John Ford a toujours aimé revisité ses propres films : Le Fils du Désert citait Trois Sublimes canailles ; Les deux Cavaliers était une relecture de La Prisonnière du Désert ; What Price Glory ? était le remake d’un muet de Walsh auquel il avait participé… Avec La Taverne de l’Irlandais, il reprend de nombreux éléments de Hurricane, un film un peu oublié qu’il a tourné en 1937 : mêmes décors, mêmes personnages, même déchaînement des éléments… Vingt-six ans plus tard, on retrouve même Dorothy Lamour, qui jouait l’héroïne de Hurricane, et qui interprète ici le rôle secondaire mais haut en couleurs de Miss Lafleur. Autre « guest » présent dans les deux films : l’Araner, le voilier adoré de Ford. Les deux films ont bien des points communs, mais sont aussi très différents : La Taverne de l’Irlandais est une pure comédie, qui présente une vision idyllique de l’île.

Visiblement, Ford avait envie de renouer avec un cinéma plus léger, et de retrouver l’atmosphère détendue de ses tournages passés.

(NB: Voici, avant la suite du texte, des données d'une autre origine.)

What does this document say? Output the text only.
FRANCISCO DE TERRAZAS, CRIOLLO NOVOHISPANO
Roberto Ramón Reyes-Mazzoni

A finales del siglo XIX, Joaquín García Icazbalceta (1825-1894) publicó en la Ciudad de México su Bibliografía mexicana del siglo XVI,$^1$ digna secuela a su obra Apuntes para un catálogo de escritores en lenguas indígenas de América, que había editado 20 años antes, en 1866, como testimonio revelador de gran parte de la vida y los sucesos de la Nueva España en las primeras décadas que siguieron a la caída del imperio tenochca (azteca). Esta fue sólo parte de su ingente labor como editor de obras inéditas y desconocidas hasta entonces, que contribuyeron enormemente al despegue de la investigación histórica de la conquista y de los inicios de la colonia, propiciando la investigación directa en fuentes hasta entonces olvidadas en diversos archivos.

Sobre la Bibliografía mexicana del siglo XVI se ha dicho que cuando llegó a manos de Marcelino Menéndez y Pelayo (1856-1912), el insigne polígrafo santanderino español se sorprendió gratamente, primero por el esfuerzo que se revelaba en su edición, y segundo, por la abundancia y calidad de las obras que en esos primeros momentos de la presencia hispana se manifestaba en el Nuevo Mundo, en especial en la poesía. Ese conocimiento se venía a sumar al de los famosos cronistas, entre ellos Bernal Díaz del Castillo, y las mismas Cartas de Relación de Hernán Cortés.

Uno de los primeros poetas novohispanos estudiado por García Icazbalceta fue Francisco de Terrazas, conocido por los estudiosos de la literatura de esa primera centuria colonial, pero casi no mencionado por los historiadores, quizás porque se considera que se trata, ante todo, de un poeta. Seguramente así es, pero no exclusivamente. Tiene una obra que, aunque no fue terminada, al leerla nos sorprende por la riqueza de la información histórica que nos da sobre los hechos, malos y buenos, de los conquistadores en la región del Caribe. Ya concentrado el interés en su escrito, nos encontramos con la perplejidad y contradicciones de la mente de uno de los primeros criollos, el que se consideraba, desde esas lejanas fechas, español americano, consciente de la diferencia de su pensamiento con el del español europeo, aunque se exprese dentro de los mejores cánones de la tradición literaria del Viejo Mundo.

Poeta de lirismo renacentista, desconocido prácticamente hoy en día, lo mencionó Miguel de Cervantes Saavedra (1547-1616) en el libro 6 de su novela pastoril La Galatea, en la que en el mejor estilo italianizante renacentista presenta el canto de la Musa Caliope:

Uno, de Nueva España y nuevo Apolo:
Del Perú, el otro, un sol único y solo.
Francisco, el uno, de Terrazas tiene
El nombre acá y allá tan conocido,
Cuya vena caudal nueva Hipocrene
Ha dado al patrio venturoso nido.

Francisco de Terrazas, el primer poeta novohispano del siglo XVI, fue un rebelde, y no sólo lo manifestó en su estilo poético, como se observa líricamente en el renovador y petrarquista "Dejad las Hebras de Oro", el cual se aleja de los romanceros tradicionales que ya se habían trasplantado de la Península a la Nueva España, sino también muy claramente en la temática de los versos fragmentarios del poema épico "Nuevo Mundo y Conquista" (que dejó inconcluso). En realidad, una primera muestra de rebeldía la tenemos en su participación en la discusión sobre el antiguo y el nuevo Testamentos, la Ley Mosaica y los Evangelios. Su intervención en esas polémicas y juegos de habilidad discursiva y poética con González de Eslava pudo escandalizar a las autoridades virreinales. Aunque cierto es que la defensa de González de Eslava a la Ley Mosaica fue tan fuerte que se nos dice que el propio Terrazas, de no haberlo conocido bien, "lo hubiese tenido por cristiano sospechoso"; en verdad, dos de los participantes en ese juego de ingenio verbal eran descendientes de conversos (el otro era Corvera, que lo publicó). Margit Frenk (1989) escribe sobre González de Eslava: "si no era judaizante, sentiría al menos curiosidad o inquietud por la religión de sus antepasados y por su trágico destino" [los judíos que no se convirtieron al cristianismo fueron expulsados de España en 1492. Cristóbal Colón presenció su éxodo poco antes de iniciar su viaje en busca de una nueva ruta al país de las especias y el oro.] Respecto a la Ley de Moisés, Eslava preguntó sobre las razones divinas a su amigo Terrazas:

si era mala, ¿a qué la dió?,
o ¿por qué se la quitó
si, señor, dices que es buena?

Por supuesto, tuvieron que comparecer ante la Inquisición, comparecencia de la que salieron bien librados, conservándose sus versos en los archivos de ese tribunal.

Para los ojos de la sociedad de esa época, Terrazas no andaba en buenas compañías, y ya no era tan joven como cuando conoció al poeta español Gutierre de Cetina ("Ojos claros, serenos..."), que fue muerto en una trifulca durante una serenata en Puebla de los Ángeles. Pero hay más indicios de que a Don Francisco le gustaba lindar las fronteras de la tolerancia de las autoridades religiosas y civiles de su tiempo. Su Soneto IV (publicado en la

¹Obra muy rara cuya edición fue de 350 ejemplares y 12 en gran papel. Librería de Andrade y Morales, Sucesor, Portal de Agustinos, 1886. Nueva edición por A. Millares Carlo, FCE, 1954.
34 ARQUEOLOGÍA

C’est d’ailleurs ce qui s’est passé : tous les participants ont raconté à quel point le tournage a été heureux. C’est en tout cas une parenthèse colorée entre deux films majeurs (et sombres) : L’Homme qui tua Liberty Valance et Les Cheyennes. C’est aussi un ultime sursaut d’insouciance et de jeunesse pour un cinéaste vieillissant, qui ne tournera plus que deux films, et qui fait ici ses adieux cinématographiques à John Wayne, son complice depuis près de quarante ans.